The change to the member consent requirement in Section 322C.0407 warrants some further exploration. Subdivision 4 of that section sets forth the default rules for board-managed LLCs. Corresponding sets of rules are found in subdivisions 2 and 3 for member-managed LLCs and manager-managed LLCs, respectively. For both board-managed and manager-managed LLCs, the statute establishes a set of actions that require unanimous member consent. Among those actions is the sale or other disposition of all or substantially all of the LLCs assets, with or without goodwill and outside the ordinary course of business. The recent amendment to subdivision 4 means that unanimous member consent will not be required for a transfer meeting the foregoing description if it is only a “transfer” by reason of the granting of a security interest (whether or not it is in the ordinary course), or if the transfer is “to an organization all the ownership interests of which are owned directly or indirectly through wholly owned organizations by the company.”
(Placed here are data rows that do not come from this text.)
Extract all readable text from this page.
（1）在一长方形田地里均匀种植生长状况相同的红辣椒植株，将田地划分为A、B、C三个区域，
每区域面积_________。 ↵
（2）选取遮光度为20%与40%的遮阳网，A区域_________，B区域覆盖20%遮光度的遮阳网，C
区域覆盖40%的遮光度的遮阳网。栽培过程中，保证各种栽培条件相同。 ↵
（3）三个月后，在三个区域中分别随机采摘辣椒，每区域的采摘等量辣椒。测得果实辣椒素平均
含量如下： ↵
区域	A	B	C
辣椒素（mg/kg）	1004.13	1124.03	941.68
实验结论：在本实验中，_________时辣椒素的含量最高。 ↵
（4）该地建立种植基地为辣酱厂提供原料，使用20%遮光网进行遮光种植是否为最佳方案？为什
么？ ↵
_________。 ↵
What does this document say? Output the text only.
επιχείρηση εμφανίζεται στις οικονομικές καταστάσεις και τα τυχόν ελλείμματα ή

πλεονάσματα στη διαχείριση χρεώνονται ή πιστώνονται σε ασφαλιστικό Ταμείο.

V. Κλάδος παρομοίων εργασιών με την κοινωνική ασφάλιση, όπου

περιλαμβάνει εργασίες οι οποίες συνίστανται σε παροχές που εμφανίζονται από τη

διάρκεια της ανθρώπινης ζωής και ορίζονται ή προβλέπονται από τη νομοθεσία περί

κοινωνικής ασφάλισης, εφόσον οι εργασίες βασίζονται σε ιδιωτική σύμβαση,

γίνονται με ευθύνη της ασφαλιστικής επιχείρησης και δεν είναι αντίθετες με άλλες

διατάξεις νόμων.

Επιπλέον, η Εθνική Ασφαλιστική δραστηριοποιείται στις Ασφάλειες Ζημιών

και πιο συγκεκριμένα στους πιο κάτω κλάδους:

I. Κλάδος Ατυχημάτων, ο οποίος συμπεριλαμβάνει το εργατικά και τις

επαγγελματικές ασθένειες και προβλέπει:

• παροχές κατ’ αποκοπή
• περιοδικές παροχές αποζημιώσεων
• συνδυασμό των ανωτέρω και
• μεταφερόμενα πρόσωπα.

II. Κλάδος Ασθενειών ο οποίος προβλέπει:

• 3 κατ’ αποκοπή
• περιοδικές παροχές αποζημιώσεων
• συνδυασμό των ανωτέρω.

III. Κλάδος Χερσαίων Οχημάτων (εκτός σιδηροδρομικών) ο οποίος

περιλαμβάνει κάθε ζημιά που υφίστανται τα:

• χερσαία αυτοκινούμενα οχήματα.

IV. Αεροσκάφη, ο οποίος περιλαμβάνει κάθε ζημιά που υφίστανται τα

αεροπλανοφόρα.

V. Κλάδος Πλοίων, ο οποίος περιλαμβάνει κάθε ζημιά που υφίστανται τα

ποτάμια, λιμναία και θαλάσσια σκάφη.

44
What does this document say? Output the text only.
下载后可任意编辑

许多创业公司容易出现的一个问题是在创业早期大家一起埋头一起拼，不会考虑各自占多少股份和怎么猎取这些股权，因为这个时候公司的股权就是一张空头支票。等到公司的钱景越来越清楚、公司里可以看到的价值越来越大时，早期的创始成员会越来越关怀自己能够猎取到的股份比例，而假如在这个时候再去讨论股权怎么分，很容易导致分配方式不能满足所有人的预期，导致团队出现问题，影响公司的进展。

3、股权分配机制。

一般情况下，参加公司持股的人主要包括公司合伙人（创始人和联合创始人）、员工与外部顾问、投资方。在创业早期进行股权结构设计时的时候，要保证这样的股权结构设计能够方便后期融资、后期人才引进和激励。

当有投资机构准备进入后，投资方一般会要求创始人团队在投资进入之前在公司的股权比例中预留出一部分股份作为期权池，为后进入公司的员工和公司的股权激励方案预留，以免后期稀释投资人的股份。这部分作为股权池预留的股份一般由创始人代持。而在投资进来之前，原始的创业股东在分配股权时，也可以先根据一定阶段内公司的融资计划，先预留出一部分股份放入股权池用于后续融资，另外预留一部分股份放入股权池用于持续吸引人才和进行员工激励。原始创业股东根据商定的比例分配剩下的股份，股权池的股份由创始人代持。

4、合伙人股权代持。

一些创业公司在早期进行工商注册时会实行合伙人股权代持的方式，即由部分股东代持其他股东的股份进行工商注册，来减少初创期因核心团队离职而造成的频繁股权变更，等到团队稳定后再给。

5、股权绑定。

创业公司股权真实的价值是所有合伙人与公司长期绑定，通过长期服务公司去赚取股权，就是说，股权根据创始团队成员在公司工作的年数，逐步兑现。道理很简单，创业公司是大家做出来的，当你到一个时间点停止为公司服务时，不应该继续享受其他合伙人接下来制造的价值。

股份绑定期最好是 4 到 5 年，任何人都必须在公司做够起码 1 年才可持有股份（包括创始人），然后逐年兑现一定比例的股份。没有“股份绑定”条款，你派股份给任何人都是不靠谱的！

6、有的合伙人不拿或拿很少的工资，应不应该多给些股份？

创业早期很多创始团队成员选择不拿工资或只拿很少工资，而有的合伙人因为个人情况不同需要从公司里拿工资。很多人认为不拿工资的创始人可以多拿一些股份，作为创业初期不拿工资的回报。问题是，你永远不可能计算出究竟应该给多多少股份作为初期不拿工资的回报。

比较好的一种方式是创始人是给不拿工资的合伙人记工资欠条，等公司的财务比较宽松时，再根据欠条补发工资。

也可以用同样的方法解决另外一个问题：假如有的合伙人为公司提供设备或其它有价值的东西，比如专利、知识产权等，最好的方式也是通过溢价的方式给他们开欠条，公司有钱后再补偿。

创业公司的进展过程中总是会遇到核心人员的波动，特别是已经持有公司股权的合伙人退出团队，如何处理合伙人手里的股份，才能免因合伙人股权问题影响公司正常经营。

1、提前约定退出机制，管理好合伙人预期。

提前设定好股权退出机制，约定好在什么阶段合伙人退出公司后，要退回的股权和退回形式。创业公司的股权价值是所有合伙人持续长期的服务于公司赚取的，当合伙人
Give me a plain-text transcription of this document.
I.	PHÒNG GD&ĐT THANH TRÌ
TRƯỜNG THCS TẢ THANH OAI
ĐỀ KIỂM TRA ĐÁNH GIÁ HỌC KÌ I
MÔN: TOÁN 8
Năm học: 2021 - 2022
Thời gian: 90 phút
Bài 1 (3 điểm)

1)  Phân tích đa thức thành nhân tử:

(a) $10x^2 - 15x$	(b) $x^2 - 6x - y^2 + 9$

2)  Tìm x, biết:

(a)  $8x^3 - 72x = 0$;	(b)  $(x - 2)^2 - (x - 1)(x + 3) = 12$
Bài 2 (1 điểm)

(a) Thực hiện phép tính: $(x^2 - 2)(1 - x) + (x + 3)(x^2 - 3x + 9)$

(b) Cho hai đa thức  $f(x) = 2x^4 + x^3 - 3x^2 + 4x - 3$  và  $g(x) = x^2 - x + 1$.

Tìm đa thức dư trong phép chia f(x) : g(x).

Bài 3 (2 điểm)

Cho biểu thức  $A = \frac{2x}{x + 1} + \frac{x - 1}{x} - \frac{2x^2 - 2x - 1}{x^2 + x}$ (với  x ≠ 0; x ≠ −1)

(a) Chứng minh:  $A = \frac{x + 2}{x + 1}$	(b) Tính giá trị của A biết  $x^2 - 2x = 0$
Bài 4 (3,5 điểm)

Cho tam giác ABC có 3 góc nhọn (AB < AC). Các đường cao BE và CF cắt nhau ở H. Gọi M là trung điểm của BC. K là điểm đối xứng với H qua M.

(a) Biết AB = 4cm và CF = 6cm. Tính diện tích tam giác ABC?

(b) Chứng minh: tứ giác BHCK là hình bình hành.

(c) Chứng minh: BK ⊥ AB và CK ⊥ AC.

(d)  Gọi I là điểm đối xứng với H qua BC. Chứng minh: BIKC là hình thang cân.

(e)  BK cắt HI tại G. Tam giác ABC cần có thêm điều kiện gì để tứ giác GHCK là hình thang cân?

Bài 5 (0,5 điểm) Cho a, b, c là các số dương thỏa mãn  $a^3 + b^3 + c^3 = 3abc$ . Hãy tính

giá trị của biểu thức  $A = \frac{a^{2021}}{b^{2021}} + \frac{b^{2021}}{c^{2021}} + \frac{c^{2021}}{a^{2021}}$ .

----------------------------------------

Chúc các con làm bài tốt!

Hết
A similar change was not made to subdivision 3’s member consent requirement, so, for a manager-managed LLC, unanimous member consent is still required under the default rules in connection with (for example) a secured financing facility. This puts lenders in an interesting position. In order to ensure the grant of the security interest has been properly authorized, the lender would need to (i) understand the distinction that has just been introduced into Chapter 322C, (ii) determine whether the LLC is manager-managed or board-managed, and (iii) ask follow up questions if the LLC is manager-managed to determine whether the grant of the security interest has been unanimously approved by the members or whether the LLC’s operating agreement makes this a moot point. Because, of course, the rules set forth in Section 322C.0407 only apply “to the extent the operating agreement does not otherwise provide” for the matter. (See 322C.0110, Subd. 2).

Practitioners should note that the exclusion from the member-consent requirement for transfers of assets to subsidiaries is only effective for wholly-owned subsidiaries. Even if an LLC is the owner of the overwhelming majority of the ownership interests in a subsidiary, the presence of a single other owner kills the member-consent carve out for the transfer.

Finally, the amendment raises once again the question of what exactly it would mean for an operating agreement to “otherwise provide” with respect to an issue. For example, would a clause in a manager-managed operating agreement granting the manager the authority “to enter into financing arrangements on commercially reasonable terms” be sufficient to override the statutory requirement for unanimous member consent? Only a court will be able to answer that question.